Devletin Sur’da, Cizre’de, Nusaybin’de açıktan yaptığı katliamların Yüksekova’da son yaşananlardan farkı olmadığı ortadadır. Tepkilerin artması sonucu katledilen dört kişiyi “yanlışlıkla” öldüren polis tutuklanmak zorunda kalınmıştır, elbette kısa bir süreliğine.

OHAL ile katliamlara meşruluk kazandırmaya çalışanların yürüttüğü kirli savaş bir plan dahilindedir. Ankara’da 22 ilin valileriyle yapılan kapalı toplantıda ve en son gerçekleşen MGK toplantısı ile daha önce programlanmış olan “Çöktürme Planı” devam etmektedir. Kürt halkı diz çöktürülmek, katliamlarla teslim alınmak istenmektedir.

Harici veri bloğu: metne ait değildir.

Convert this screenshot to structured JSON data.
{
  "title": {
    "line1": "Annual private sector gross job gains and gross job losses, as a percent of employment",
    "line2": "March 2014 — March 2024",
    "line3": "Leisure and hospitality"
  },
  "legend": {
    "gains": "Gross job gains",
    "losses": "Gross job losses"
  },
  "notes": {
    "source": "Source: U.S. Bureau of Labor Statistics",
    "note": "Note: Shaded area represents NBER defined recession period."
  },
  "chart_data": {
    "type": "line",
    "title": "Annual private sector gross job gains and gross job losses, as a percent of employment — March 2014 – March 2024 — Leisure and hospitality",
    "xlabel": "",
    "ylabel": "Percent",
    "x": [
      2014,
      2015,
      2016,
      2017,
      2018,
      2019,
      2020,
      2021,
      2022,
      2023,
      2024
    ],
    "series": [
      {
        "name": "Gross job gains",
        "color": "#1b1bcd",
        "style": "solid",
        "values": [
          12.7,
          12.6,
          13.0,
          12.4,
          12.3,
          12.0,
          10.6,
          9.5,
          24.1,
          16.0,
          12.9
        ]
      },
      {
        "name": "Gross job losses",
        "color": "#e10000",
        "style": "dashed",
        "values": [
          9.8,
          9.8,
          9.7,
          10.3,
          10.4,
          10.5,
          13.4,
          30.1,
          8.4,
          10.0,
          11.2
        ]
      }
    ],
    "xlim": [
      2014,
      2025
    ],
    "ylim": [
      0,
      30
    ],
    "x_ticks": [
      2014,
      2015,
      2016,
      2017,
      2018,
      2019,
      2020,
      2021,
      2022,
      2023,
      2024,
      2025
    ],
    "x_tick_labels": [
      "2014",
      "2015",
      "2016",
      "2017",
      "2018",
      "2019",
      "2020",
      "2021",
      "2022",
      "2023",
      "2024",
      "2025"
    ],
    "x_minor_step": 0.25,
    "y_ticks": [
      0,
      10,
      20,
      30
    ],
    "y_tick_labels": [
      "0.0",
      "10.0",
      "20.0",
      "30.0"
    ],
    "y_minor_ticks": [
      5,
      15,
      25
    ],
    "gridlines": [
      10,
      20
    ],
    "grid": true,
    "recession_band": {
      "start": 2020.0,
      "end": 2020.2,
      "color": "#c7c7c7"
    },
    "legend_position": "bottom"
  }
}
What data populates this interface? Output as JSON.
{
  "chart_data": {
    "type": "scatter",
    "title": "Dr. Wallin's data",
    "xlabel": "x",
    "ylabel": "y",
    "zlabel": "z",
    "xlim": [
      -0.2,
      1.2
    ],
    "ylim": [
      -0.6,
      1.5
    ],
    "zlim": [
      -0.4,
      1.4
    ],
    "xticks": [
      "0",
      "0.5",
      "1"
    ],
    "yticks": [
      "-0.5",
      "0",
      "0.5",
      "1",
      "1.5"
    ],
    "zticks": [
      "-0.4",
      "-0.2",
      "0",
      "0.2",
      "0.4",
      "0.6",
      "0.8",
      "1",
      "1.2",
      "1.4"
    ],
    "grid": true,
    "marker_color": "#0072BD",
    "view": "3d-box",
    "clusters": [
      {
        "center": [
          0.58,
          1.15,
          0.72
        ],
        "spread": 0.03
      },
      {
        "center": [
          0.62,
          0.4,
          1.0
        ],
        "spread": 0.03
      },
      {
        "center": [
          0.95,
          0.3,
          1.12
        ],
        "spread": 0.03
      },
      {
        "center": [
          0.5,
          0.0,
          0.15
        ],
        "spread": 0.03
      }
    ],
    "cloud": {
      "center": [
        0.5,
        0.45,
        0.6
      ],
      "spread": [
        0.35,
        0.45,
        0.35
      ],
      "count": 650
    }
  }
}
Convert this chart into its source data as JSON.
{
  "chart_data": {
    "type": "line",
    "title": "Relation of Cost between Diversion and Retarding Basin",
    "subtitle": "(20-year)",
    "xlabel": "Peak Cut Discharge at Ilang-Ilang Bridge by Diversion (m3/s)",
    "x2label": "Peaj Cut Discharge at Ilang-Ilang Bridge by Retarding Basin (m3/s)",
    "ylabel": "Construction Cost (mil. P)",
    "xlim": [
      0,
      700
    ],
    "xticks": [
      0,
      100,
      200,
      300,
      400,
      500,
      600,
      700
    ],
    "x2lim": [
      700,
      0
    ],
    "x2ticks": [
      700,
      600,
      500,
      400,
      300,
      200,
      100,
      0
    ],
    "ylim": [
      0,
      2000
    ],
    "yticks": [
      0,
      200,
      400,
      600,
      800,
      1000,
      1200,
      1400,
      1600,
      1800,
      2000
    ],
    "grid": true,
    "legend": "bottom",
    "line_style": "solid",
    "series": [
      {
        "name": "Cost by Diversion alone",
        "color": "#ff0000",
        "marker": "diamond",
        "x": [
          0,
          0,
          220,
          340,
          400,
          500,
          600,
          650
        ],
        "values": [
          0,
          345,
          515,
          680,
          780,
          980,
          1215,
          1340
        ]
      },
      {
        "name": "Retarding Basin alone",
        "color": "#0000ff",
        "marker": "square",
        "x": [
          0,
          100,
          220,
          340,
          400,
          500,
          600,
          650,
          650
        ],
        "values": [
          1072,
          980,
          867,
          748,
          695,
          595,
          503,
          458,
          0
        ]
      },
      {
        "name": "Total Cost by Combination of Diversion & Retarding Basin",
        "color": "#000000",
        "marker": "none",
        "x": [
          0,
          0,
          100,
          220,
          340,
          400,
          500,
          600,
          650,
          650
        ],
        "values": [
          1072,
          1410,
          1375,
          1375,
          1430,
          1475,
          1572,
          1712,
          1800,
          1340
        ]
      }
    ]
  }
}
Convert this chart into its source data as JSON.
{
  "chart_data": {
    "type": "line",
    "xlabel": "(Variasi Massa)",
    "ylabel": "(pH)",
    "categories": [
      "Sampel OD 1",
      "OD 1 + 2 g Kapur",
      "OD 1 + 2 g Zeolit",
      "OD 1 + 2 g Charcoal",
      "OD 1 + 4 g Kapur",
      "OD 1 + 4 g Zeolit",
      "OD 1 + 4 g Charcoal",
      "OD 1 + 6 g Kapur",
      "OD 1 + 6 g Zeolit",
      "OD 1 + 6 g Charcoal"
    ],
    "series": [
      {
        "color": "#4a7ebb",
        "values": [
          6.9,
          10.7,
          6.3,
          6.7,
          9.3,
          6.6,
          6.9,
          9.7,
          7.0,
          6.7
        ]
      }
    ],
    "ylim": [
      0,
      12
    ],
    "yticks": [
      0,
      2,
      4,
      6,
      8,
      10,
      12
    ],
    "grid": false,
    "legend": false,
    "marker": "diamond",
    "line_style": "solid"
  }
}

Sermaye devleti savaş konseptini hayata geçirmektedir. Vur emri en tepeden verilmiştir ve tetikçiler bu emirleri hayata geçirmektedirler. Öyle bir gözü dönmüşlüktür ki bu, Yüksekova’da yaşandığı gibi Kürdün kanını dökmek için her olay bir vesiledir. Öldürülen dört insan hiçbir sebep yokken infaz edilmiştir. Hiçbir mantıklı açıklaması olamayacak bu cinayetlerin en mantıksız açıklaması ise devletin “yanlışlıkla oldu” bahanesidir.

Bir yanlışlık varsa o da bu imhacı ve inkarcı devletin, katliam timlerinin varlığıdır. Kürt halkının en insani isteklerine, barış taleplerine bile tahammül edemeyenler bilinçli olarak katliamlara devam etmektedir. Cizre’nin vahşet bodrumlarında veya Sur’da döktükleri kanla övünenlerin işledikleri insanlık suçlarını “yanlışlık” ile örtmesi yeni değildir. Roboski Katliamı nasıl yanlışlıkla gerçekleştirilmemişse son Yüksekova katliamı da yanlışlıkla olmamıştır.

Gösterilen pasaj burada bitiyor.